Now the mean and covariance of the above predictive distribution can be simplified, for a single predicted point ${\bf x}_*$,

$$\bar{f}_* = {\bf k}_*({\bf K} + \sigma_n^2{\bf I})^{-1}{\bf y}$$

$$var[\bar{f}_*] = k_{**} - {\bf k}^T_*({\bf K} + \sigma_n^2{\bf I})^{-1}{\bf k}_*.$$

Now the mean of the predictive distribution can be seen as a product of the overlap kernel vector with the inverse of the full (noisy) training kernel matrix, dotted with the training targets. The variance is simply the prediction kernel (which is a single value for a single test point) with a training kernel penalty weighted by the overlap kernel vector. 

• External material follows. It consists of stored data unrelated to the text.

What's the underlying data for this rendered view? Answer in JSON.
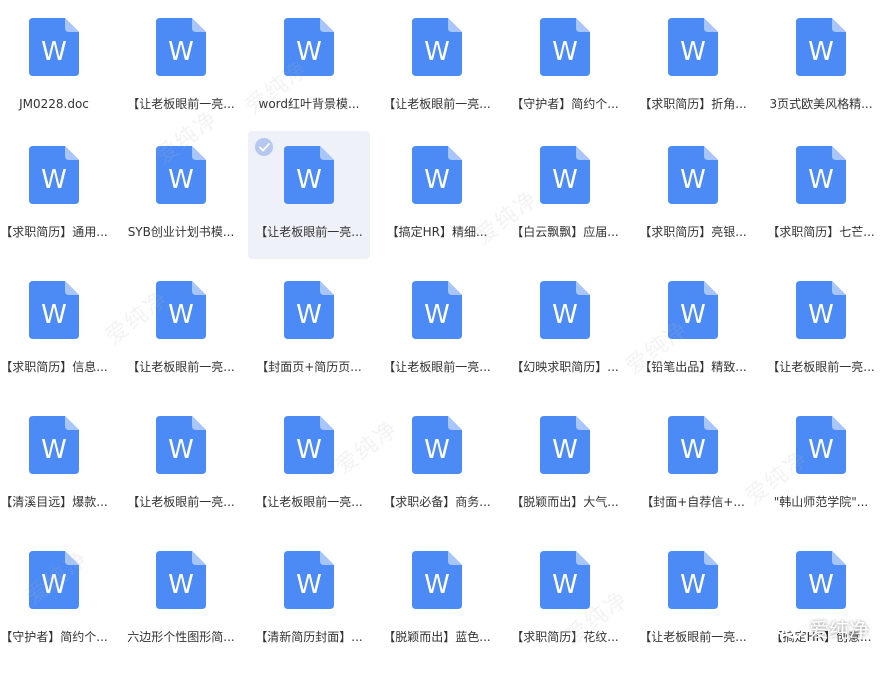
{
  "colors": {
    "icon_blue": "#4c8bf5",
    "icon_fold": "#a9c6fa",
    "selected_bg": "#eef1f7",
    "check_bg": "#b6c8ef",
    "text": "#333333"
  },
  "file_icon": {
    "name": "word-doc-icon",
    "letter": "W"
  },
  "watermark_text": "爱纯净",
  "brand": {
    "icon": "wechat-icon",
    "text": "爱纯净"
  },
  "selected_index": 9,
  "files": [
    "JM0228.doc",
    "【让老板眼前一亮...",
    "word红叶背景模...",
    "【让老板眼前一亮...",
    "【守护者】简约个...",
    "【求职简历】折角...",
    "3页式欧美风格精...",
    "【求职简历】通用...",
    "SYB创业计划书模...",
    "【让老板眼前一亮...",
    "【搞定HR】精细...",
    "【白云飘飘】应届...",
    "【求职简历】亮银...",
    "【求职简历】七芒...",
    "【求职简历】信息...",
    "【让老板眼前一亮...",
    "【封面页+简历页...",
    "【让老板眼前一亮...",
    "【幻映求职简历】...",
    "【铅笔出品】精致...",
    "【让老板眼前一亮...",
    "【清溪目远】爆款...",
    "【让老板眼前一亮...",
    "【让老板眼前一亮...",
    "【求职必备】商务...",
    "【脱颖而出】大气...",
    "【封面+自荐信+...",
    "\"韩山师范学院\"...",
    "【守护者】简约个...",
    "六边形个性图形简...",
    "【清新简历封面】...",
    "【脱颖而出】蓝色...",
    "【求职简历】花纹...",
    "【让老板眼前一亮...",
    "【搞定HR】创意..."
  ]
}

These equations are the key predictive equations for Gaussian process regression. One need only determine the optimal parameters and compute the kernels using the training and test inputs. It should be noted that the determination of the optimal parameters is done by maximizing the negative log of the marginal likelihood (the likelihood times the prior) via some algorithm such as gradient descent, and will be ignored here. Note also that one must specify a kernel function, such as the popular radial basis function kernel used below. 

## 3. A Sample Regression

Our goal will be to find a mean fit and variance of the following function with noise using the above formulae.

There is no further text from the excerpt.